Sure, the credit card commercial explains how the points I earn with the Business Rewards Card can be redeemed for miles. But the crucial added context here is that I give those miles to a guy who picks up a briefcase from my store every Monday at 4 AM, then works his magic—I don’t ask—and whisks it off to Switzerland. We have a good thing going.
Now that you know the truth, rewind the tape; watch the commercial again. You see the man who strolls by my craft booth and feigns interest in a piece of cross-stitch art that says “The future is female?” At first glance, he seems like a hammy background actor but in actuality, that’s my most loyal customer, Tank. Tank was around before I even signed up for a Business Rewards Card, back when it was just me and my street game, before I leveled up and learned how to hide behind an LLC. There are things I know about Tank that I’m taking to the grave.
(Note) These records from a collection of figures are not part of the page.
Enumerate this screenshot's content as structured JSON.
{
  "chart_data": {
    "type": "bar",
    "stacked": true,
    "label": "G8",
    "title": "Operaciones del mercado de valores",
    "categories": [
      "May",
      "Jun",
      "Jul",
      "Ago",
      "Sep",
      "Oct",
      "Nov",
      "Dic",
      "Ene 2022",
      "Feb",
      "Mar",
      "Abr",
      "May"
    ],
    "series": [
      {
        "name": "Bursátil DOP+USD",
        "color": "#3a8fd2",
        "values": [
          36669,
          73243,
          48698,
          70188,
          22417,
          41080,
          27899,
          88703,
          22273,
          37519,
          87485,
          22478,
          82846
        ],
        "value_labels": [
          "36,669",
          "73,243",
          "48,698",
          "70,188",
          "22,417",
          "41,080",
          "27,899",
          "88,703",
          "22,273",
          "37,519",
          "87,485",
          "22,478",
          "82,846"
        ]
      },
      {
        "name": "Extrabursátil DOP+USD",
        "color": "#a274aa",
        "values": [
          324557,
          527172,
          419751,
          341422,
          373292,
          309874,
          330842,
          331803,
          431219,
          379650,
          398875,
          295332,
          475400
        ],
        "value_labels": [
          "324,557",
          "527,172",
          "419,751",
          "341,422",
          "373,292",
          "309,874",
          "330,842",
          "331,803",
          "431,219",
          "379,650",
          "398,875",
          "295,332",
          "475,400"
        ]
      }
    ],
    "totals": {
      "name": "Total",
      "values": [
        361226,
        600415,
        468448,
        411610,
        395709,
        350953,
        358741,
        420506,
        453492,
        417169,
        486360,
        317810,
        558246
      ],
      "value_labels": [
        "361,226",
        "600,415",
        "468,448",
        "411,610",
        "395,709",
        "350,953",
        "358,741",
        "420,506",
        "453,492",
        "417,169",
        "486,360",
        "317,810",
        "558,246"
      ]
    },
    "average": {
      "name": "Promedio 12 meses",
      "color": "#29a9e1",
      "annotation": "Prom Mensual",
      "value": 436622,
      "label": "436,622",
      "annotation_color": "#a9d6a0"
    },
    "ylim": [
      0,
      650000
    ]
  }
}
You know that other scene in the commercial where you see me dropping off packages at the post office? The scene that frustrates you because it feels like the credit card company is trying to make my life look like a beautiful French movie. You’re sitting there going, “Why is she so excited! I don’t care if she earns triple points with every purchase, her margins must be ass!” Sure, the uninitiated viewer might think my packages contain online orders. In truth, I don’t even have a website. You want to know the real reason I look so stoked? I’m secondhand high in that footage because those boxes contain the purest cocaine you’ve ever seen in your life. Yeah, the commercial is selling a fantasy, all right. My life is amazing.
I’m not the first person in a banking commercial whose small business was more than meets the eye. If something seems too good to be true, it probably is. Remember the one with the burly man sliding croissants out of a bakery oven? He’s in the mob. Or the lady with the plant shop? She’s an internationally feared arms dealer. How about the guy who 3D prints action figures? Okay, he actually just makes an honest fortune doing that, which is arguably the most fucked up out of all of them. Society is broken.
Even though my secret’s out, I’m not worried about it. My name isn’t actually Cassie. Obviously I use an alias, I’m not an idiot. And I can disappear at any moment, even if it means cutting up my Platinum Business Rewards Card with 0% APR.